Manouach printed out the Japanese digital edition of One Piece and bound it together, treating the comic not as a book but rather as “sculptural material”, as indicated by the book/artwork’s French publisher JBE.

A representative for JBE said that ONEPIECE is an “unreadable sculpture that takes the shape of a book – the largest one to date in page numbers and spine width – that materializes the ecosystem of online dissemination of comics.” Anything that it is classed as there seems to be a market for ONEPIECE – the limited edition run of 50 copies sold out within days of its release on 7 September.

Manouach’s piece came about in light of the “profusion of available online content and the rampant digitization of the comics industry” which “challenges the state-of-the-art of comics craftsmanship”, as per his publisher. “Ilan Manouach’s ONEPIECE proposes to shift the understanding of digital comics from a qualitative examination of the formal possibilities of digital comics to a quantitative reappraisal of ‘comics as Big Data’.”

JBE likewise depicted comics as “dual objects”, having a “use value” for readers and an “exchange value” for collectors.
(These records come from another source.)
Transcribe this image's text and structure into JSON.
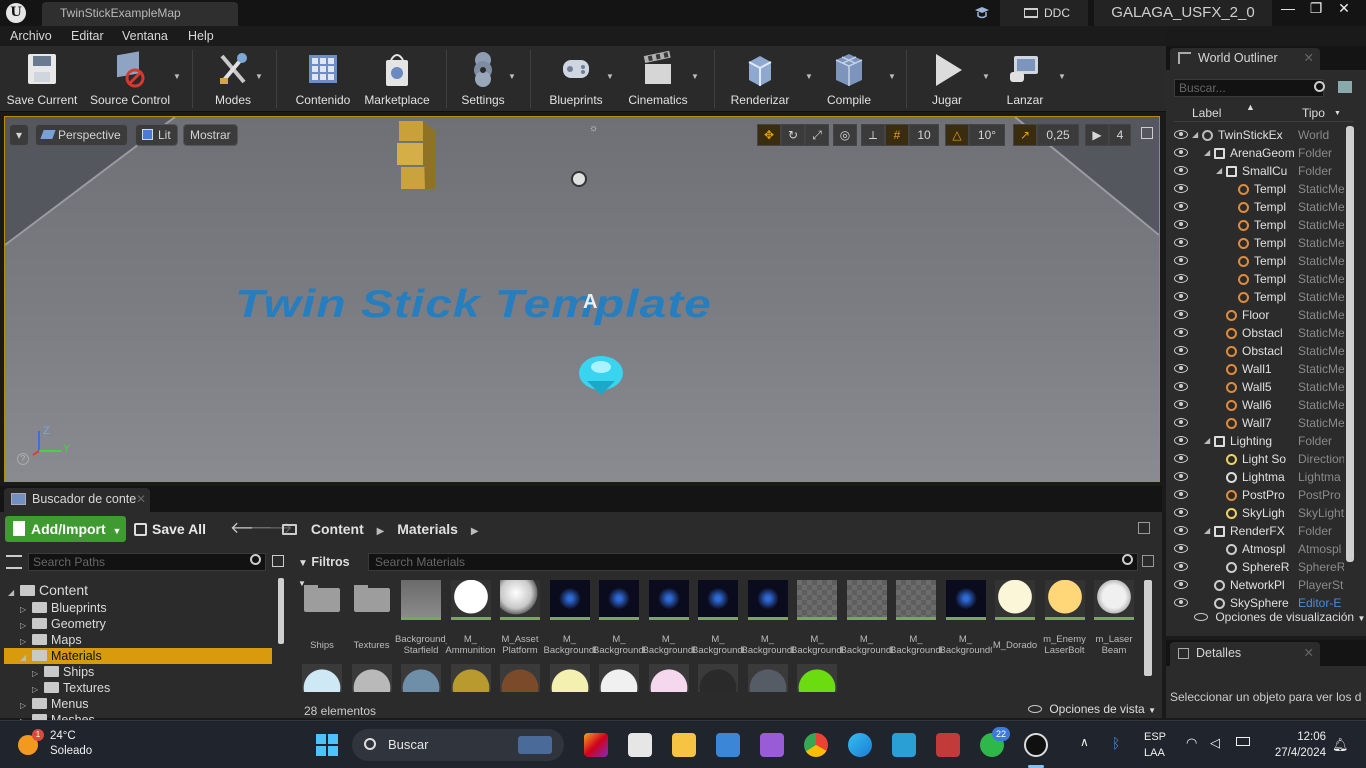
{
  "titlebar": {
    "map_tab": "TwinStickExampleMap",
    "ddc": "DDC",
    "project": "GALAGA_USFX_2_0",
    "minimize": "—",
    "maximize": "❐",
    "close": "✕"
  },
  "menu": [
    "Archivo",
    "Editar",
    "Ventana",
    "Help"
  ],
  "toolbar": {
    "save_current": "Save Current",
    "source_control": "Source Control",
    "modes": "Modes",
    "content": "Contenido",
    "marketplace": "Marketplace",
    "settings": "Settings",
    "blueprints": "Blueprints",
    "cinematics": "Cinematics",
    "render": "Renderizar",
    "compile": "Compile",
    "play": "Jugar",
    "launch": "Lanzar"
  },
  "viewport": {
    "perspective": "Perspective",
    "lit": "Lit",
    "show": "Mostrar",
    "grid_snap": "10",
    "rot_snap": "10°",
    "scale_snap": "0,25",
    "cam_speed": "4",
    "floor_text": "Twin Stick Template",
    "actor_label": "A",
    "axis_x": "Z",
    "axis_y": "Y"
  },
  "content_browser": {
    "tab": "Buscador de conte",
    "add_import": "Add/Import",
    "save_all": "Save All",
    "crumb": [
      "Content",
      "Materials"
    ],
    "search_paths_placeholder": "Search Paths",
    "filters": "Filtros",
    "search_materials_placeholder": "Search Materials",
    "tree": [
      {
        "label": "Content",
        "level": 0,
        "expanded": true
      },
      {
        "label": "Blueprints",
        "level": 1
      },
      {
        "label": "Geometry",
        "level": 1
      },
      {
        "label": "Maps",
        "level": 1
      },
      {
        "label": "Materials",
        "level": 1,
        "selected": true
      },
      {
        "label": "Ships",
        "level": 2
      },
      {
        "label": "Textures",
        "level": 2
      },
      {
        "label": "Menus",
        "level": 1
      },
      {
        "label": "Meshes",
        "level": 1
      }
    ],
    "assets_row1": [
      {
        "label": "Ships",
        "kind": "folder"
      },
      {
        "label": "Textures",
        "kind": "folder"
      },
      {
        "label": "Background_ Starfield",
        "kind": "grey"
      },
      {
        "label": "M_ Ammunition",
        "kind": "white"
      },
      {
        "label": "M_Asset Platform",
        "kind": "sphere"
      },
      {
        "label": "M_ Background0",
        "kind": "space"
      },
      {
        "label": "M_ Background02",
        "kind": "space"
      },
      {
        "label": "M_ Background03",
        "kind": "space"
      },
      {
        "label": "M_ Background04",
        "kind": "space"
      },
      {
        "label": "M_ Background05",
        "kind": "space"
      },
      {
        "label": "M_ Background06",
        "kind": "checker"
      },
      {
        "label": "M_ Background07",
        "kind": "checker"
      },
      {
        "label": "M_ Background08",
        "kind": "checker"
      },
      {
        "label": "M_ Background09",
        "kind": "space"
      },
      {
        "label": "M_Dorado",
        "kind": "cream"
      },
      {
        "label": "m_Enemy LaserBolt",
        "kind": "yellow"
      },
      {
        "label": "m_Laser Beam",
        "kind": "glass"
      }
    ],
    "assets_row2_colors": [
      "#cfe8f5",
      "#b9b9b9",
      "#6f8ea8",
      "#b89a2e",
      "#7a4a2a",
      "#f3f0b0",
      "#f0f0f0",
      "#f6d8ee",
      "#2a2a2a",
      "#555c66",
      "#6bdc10"
    ],
    "items_count": "28 elementos",
    "view_options": "Opciones de vista"
  },
  "outliner": {
    "tab": "World Outliner",
    "search_placeholder": "Buscar...",
    "col_label": "Label",
    "col_type": "Tipo",
    "rows": [
      {
        "label": "TwinStickEx",
        "type": "World",
        "indent": 0
      },
      {
        "label": "ArenaGeom",
        "type": "Folder",
        "indent": 1
      },
      {
        "label": "SmallCu",
        "type": "Folder",
        "indent": 2
      },
      {
        "label": "Templ",
        "type": "StaticMe",
        "indent": 3
      },
      {
        "label": "Templ",
        "type": "StaticMe",
        "indent": 3
      },
      {
        "label": "Templ",
        "type": "StaticMe",
        "indent": 3
      },
      {
        "label": "Templ",
        "type": "StaticMe",
        "indent": 3
      },
      {
        "label": "Templ",
        "type": "StaticMe",
        "indent": 3
      },
      {
        "label": "Templ",
        "type": "StaticMe",
        "indent": 3
      },
      {
        "label": "Templ",
        "type": "StaticMe",
        "indent": 3
      },
      {
        "label": "Floor",
        "type": "StaticMe",
        "indent": 2
      },
      {
        "label": "Obstacl",
        "type": "StaticMe",
        "indent": 2
      },
      {
        "label": "Obstacl",
        "type": "StaticMe",
        "indent": 2
      },
      {
        "label": "Wall1",
        "type": "StaticMe",
        "indent": 2
      },
      {
        "label": "Wall5",
        "type": "StaticMe",
        "indent": 2
      },
      {
        "label": "Wall6",
        "type": "StaticMe",
        "indent": 2
      },
      {
        "label": "Wall7",
        "type": "StaticMe",
        "indent": 2
      },
      {
        "label": "Lighting",
        "type": "Folder",
        "indent": 1
      },
      {
        "label": "Light So",
        "type": "Direction",
        "indent": 2
      },
      {
        "label": "Lightma",
        "type": "Lightma",
        "indent": 2
      },
      {
        "label": "PostPro",
        "type": "PostPro",
        "indent": 2
      },
      {
        "label": "SkyLigh",
        "type": "SkyLight",
        "indent": 2
      },
      {
        "label": "RenderFX",
        "type": "Folder",
        "indent": 1
      },
      {
        "label": "Atmospl",
        "type": "Atmospl",
        "indent": 2
      },
      {
        "label": "SphereR",
        "type": "SphereR",
        "indent": 2
      },
      {
        "label": "NetworkPl",
        "type": "PlayerSt",
        "indent": 1
      },
      {
        "label": "SkySphere",
        "type": "Editor-E",
        "indent": 1
      }
    ],
    "view_options": "Opciones de visualización"
  },
  "details": {
    "tab": "Detalles",
    "message": "Seleccionar un objeto para ver los d"
  },
  "taskbar": {
    "weather_temp": "24°C",
    "weather_text": "Soleado",
    "weather_badge": "1",
    "search": "Buscar",
    "whatsapp_badge": "22",
    "lang1": "ESP",
    "lang2": "LAA",
    "time": "12:06",
    "date": "27/4/2024"
  },
  "colors": {
    "accent_selection": "#d99a0e",
    "add_import_green": "#3f9a32",
    "viewport_border": "#b88b10",
    "floor_text_blue": "#1e7fc6"
  }
}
In making a book you can’t read, Manouach clearly wanted to feature how comics exist as both commodity and literature. It’s a theory that the comics industry itself has previously embraced — one organization, CGC, offers a service where it grades clients’ comics and encases them in protective plastic.

When inquired as to whether Eiichiro Oda had been involved or counseled about the formation of ONEPIECE, and on the off chance that there were any copyright considerations, JBE’s representative said: “This piece is about Manouach’s work around ecosystems of comics, here as a sculptor who uses online dissemination as source material, not reading copyrighted content.” There could be no infringement of copyright, the publisher believes, because reading the book is physically impossible.

Keita Murano, a member of the international rights staff at Shueisha, the Japanese publisher of Oda’s manga, affirmed that his organization had not been counseled about the JBE book. He said: “The product you mentioned is not official. We don’t permit them. Our licensee in France which publishes One Piece is the publisher Glénat.”

Eiichiro Oda may not be getting any royalties from the publication of ONEPIECE, however, his comic series have previously made him the richest manga creator of all time, with an estimated net worth of around $200m. His original One Piece manga is listed by the Guinness Book of Records as having the most copies published for a similar comic book series by a single writer, with more than 416m copies printed to date.

The sale of the ONEPIECE sculpture isn’t the first time that the art world has made lots of money from the comics world – pop artist Roy Lichtenstein built a career on it, with his monumental canvases copied directly from existing comics: Whaam! (1963), lifted from a panel in DC’s All-American Men of War from the earlier year, while Sleeping Girl – which last sold for $44.8m 10 years ago – depending on an illustration from one more DC comic book, in issue 105 of Girls’ Romances.